The sunshine vitamin is crucial to bone and heart health, but many of us still don’t get enough of it. That’s unfortunate because we need it for calcium absorption and metabolism, as well as for bone formation and bone density. Vitamin D is also used by many cells in the cardiovascular system, including heart muscle cells and the cells that line the blood vessels. Low levels of vitamin D in the blood have been linked to a greater risk of dying from heart disease or a stroke. Additionally, vitamin D has been found to decrease inflammatory markers associated with heart disease, such as C-reactive protein.
Vitamin D helps prevent calcium buildup in the blood vessels. It increases the expression of those vitamin K-dependent proteins that regulate calcium. Without enough of those proteins, calcium can’t get to bones and instead accumulates in the blood vessels and artery walls, causing stiffening. Of course, optimal levels of vitamin D require enough vitamin K to activate those proteins. Studies are finding that vitamin D and vitamin K work better when they’re both at optimal levels.
Science is still piecing together the multiple effects of vitamin A in the body. Most people know that vitamin A is essential for healthy eyes, but it does so much more. It influences a number of body processes, including regulating various proteins that control the types of cells the body makes. In addition, vitamin A levels drop rapidly when inflammation is present, signaling its vital role in fighting disease and injury.
The form of vitamin A used in the body is retinol. Many multivitamins have replaced their retinol forms of vitamin A with beta-carotene. This worries me because beta-carotene isn’t the same as vitamin A. It’s a provitamin A carotenoid, meaning that it must be changed into retinol in the body in order for it to be useful. In addition, the absorption of beta-carotene can be low and is dependent on many factors, including genetic variations and whether it was consumed with fat (which improves absorption). Researchers are also investigating the relationship between vitamins A, D3, and K2, and what they’re discovering is truly fascinating. Vitamin A and D appear to work together and both may be involved in the communication between cells, especially those cells involved in calcium regulation via vitamin K-dependent proteins.

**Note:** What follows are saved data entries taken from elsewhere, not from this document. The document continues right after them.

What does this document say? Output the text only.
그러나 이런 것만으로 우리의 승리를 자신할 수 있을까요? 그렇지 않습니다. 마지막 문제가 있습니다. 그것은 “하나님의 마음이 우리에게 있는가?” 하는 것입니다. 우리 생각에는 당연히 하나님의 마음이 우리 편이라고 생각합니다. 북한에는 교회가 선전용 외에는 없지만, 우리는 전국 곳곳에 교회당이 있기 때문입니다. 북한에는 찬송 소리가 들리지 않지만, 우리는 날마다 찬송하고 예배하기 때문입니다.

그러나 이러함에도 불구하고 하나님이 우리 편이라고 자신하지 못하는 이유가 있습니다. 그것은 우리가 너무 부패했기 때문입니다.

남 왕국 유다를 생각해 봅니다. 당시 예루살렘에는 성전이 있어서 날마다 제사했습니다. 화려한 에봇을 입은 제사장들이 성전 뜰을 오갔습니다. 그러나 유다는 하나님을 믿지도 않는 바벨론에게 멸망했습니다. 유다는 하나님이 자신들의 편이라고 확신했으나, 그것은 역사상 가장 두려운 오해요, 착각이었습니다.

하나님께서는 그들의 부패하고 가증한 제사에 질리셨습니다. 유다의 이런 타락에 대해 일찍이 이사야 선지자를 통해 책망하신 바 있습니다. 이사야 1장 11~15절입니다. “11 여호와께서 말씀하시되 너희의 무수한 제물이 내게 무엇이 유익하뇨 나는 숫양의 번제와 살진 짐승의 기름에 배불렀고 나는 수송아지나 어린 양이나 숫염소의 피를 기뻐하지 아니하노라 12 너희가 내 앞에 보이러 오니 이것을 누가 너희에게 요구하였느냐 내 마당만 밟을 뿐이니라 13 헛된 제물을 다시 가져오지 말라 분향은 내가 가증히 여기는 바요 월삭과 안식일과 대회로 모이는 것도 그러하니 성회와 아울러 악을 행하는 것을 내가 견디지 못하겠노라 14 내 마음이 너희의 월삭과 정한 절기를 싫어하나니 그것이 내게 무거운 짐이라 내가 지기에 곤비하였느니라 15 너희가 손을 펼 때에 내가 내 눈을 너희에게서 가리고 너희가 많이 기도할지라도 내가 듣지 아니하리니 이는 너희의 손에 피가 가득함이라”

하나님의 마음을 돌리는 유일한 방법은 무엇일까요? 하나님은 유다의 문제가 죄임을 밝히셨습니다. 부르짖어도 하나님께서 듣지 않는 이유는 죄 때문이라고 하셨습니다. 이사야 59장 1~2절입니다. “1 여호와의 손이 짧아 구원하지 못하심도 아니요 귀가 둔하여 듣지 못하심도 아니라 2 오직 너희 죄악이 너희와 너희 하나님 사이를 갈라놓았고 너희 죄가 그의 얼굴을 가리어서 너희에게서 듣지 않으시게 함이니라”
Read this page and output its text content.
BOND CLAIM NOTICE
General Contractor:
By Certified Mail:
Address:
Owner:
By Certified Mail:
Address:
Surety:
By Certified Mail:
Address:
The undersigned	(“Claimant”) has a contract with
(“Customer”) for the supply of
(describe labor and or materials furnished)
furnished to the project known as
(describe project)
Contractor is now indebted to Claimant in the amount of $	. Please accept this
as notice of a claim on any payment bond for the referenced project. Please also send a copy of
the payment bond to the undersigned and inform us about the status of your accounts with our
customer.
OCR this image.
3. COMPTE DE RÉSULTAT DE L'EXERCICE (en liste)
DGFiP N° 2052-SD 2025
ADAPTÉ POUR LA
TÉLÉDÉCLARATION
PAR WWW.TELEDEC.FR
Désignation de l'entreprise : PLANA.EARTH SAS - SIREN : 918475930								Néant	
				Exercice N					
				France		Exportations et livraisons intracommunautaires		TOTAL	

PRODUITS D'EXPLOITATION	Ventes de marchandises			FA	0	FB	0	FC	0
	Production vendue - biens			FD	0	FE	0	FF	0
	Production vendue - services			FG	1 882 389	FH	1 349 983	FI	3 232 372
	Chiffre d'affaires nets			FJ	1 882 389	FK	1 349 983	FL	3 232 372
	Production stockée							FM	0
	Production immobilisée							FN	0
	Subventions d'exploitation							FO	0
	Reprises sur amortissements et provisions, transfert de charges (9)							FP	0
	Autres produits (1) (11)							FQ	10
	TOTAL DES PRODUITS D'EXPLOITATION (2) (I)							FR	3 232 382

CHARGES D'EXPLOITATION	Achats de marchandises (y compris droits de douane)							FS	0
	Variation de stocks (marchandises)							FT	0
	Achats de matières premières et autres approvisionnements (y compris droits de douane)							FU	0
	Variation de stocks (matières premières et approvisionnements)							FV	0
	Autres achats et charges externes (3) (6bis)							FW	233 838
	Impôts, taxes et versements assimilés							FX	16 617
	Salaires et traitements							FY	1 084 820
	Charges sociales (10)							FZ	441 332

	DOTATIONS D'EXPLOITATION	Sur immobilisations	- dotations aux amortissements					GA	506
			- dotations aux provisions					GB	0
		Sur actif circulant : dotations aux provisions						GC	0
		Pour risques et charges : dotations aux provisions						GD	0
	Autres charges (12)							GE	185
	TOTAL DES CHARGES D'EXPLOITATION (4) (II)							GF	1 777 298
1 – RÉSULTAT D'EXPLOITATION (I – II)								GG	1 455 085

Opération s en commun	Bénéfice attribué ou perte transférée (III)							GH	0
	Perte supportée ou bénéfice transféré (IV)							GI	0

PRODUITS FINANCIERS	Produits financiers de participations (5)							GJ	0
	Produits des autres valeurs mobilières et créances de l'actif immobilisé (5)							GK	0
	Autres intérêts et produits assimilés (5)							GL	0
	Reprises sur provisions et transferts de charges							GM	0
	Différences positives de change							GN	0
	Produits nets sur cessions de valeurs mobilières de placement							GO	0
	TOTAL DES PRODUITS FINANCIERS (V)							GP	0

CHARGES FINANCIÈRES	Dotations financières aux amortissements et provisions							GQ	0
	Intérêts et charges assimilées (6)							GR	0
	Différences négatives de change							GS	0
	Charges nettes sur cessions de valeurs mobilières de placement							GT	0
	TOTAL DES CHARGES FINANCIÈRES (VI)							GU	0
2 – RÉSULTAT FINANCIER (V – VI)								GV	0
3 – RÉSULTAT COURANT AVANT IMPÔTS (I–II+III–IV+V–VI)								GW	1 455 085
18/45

Researchers are still finding out a lot about the requirements of a healthy heart and arteries. But one thing that keeps emerging is really just common sense—nutrients don’t work in isolation. The combination of vitamins A, D3, and K2 helps your body put calcium where it’s needed, and keeps it from settling where it isn’t. In addition, these vitamins have a direct impact on the way your heart and arteries respond to the challenges of keeping you going strong every day.